Tuesday, February 09, 2010

MAFIA - THE VIEW FROM RAGUSA

Well, here is the post some of you have been awaiting for the past [almost] four years! Why have I got around to it now? Because a new commenter of mine, Andrew Scott, who has an interesting blog, asked me a few weeks ago whether it is true that Sicily is entirely controlled by the Mafia and I decided that he deserves an answer:

First of all, let me make it clear that I am talking about Sicilian Mafia here, not Calabrian 'Ndrangheta or Neopolitan Camorra. I cannot tell you that the Sicilian Mafia does not exist because of course it does. Nor can I tell you that it is not extremely nasty, for we all know that it is. I am no apologist for the organisation but I will say that there are criminal organisations in all countries. The trouble is that in Sicily every crime is attributed to the Mafia.

The Mafia differs from other crime associations in its "swearing in" and so-called "family" structure. But surely every nation's criminal organisations reflect or mock the society that allows them to flourish?

Does the Mafia impinge upon the everyday life of ordinary, hardworking Sicilians, then? Indirectly, in some areas of Sicily, probably yes, in that it can affect the type of politicians who gain power and thereby the kind of services the populations of certain comuni receive. But politicians in a number of countries not so far from Italy also have unorthodox ways of acquiring funding, power and influence.

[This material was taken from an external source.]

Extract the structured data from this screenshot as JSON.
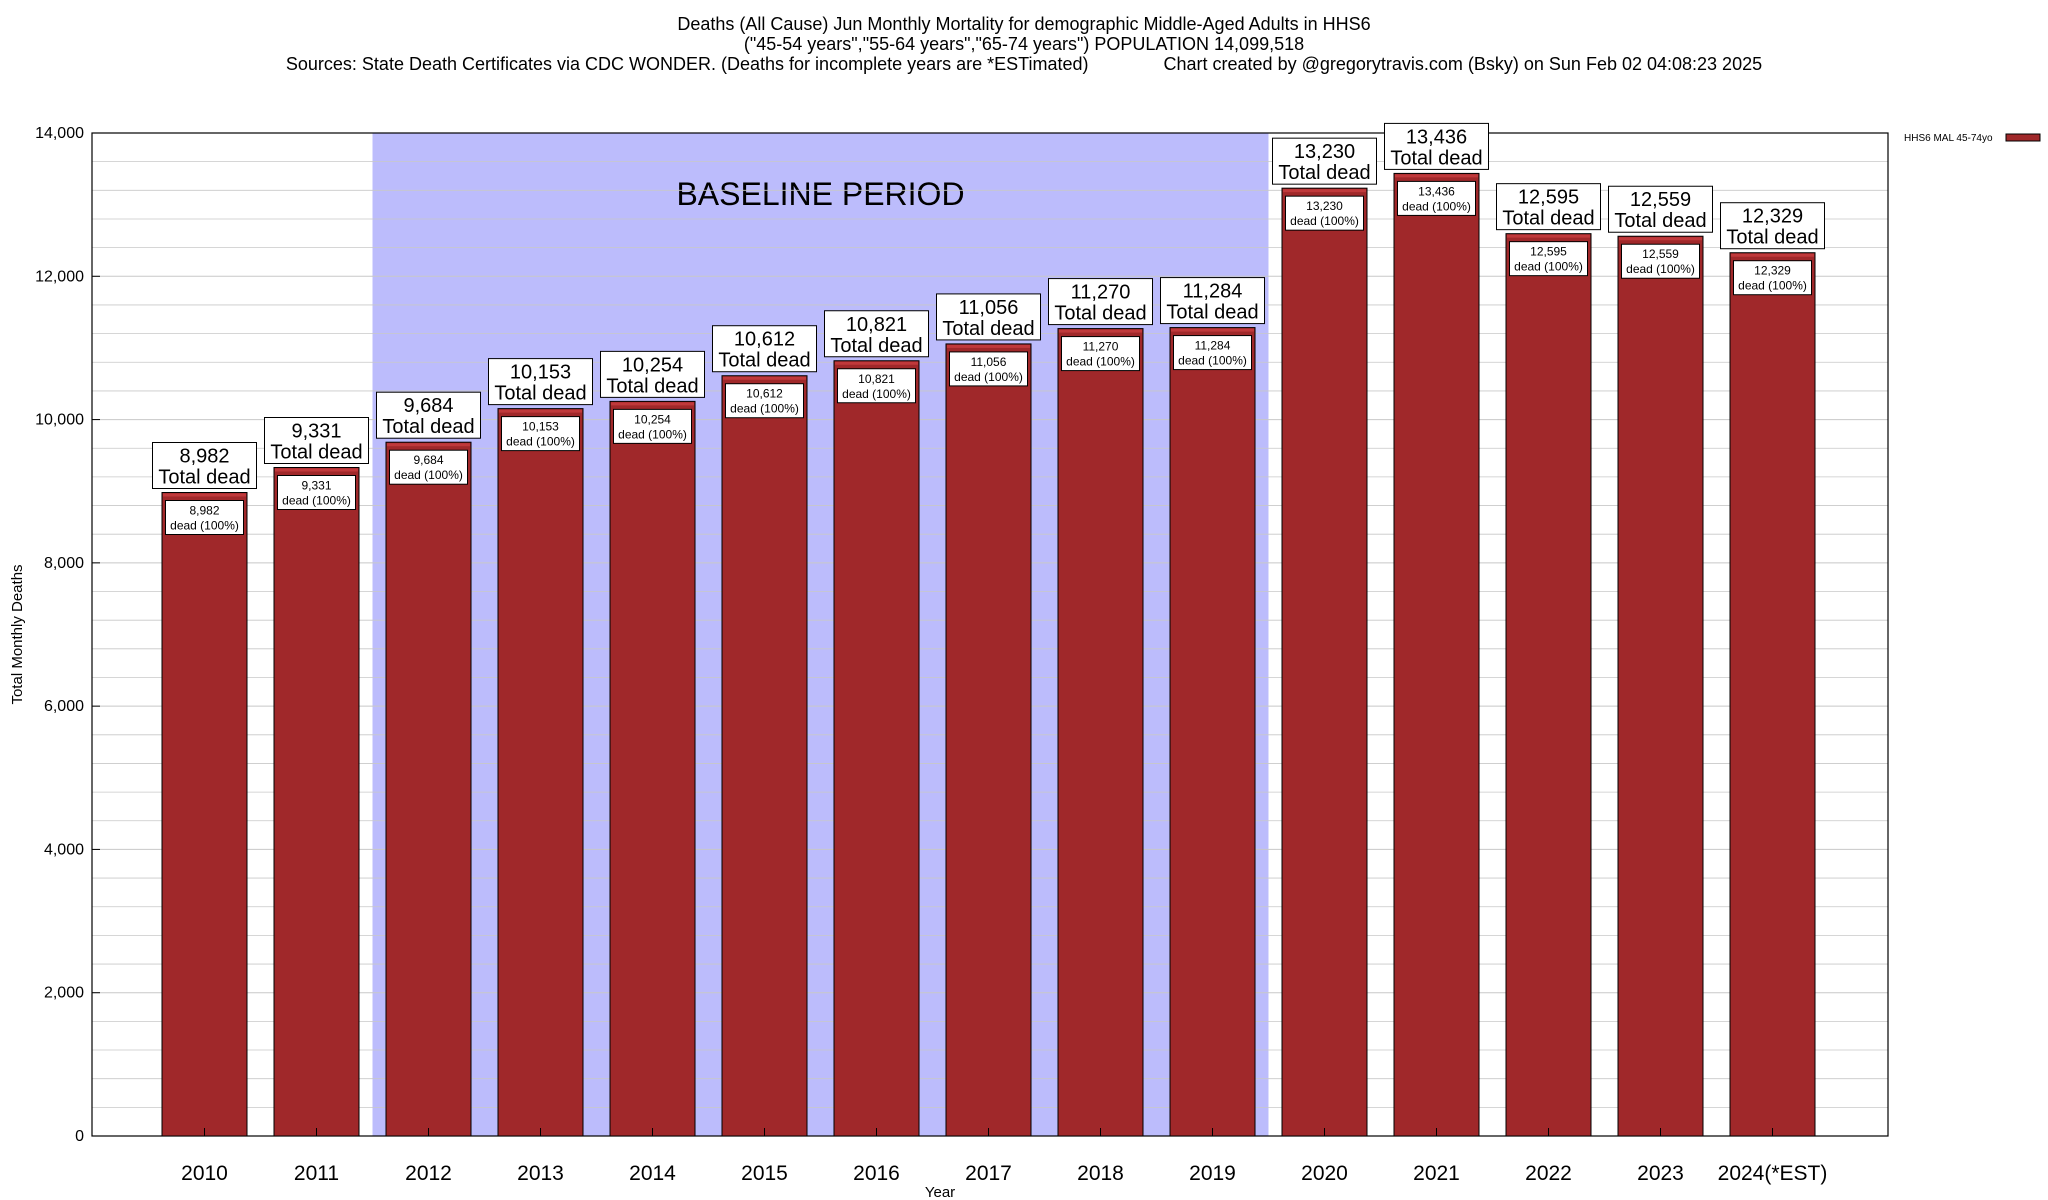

Whilst we are talking politics, let us not forget just who helped reestablish the Mafia's power after World War II, for it wasn't the Sicilians and it wasn't the Italian government. Whether accidentally or not, the Allied liberators of Sicily handed the Mafia local power on a plate and this has been well documented.

In Midnight in Sicily, published in 1996, Peter Robb describes a Palermo which falls silent at night, its citizens just melting into the shadows, for

"Nobody wanted to be a witness. You might as well be the victim."

Things are very different now, however, and Palermo is lively and happy at night, just like other Italian centres of art and culture. The Mafia was for a long time an attitude of mind, existing because it was allowed to, but this mentality is changing. These changes were prompted by two events above all others: the sickening murders of the anti-Mafia magistrates Giovanni Falcone and later Paolo Borsellino in 1992.

In 1997 the director Roberta Torre made Tano da Morire, a film which makes fun of the Mafia. Such a project in Italy would have been unthinkable during the previous decade. Confindustria, the Italian Employers' Federation, has threatened to expel members who pay the pizzo - the word comes from Arabic jizia - or protection money, to the Mafia and shops stocking only "pizzo free" goods have sprung up in cities like Catania. Small steps, you may think, but they are significant.

Modica is in the Province of Ragusa, which is known as the safest in Sicily and it is said that no one pays the pizzo in this area. Indeed, there is said to be no Mafia activity at all in the Province. All I can tell you is that people live normal, happy, family lives here and that I have never felt threatened in any way.

Sicily is not the Mafia, any more than the London of the 1960s was the Kray brothers. The Mafia is entwined in the island's history, yet it is but a thread in a rich and complex tapestry.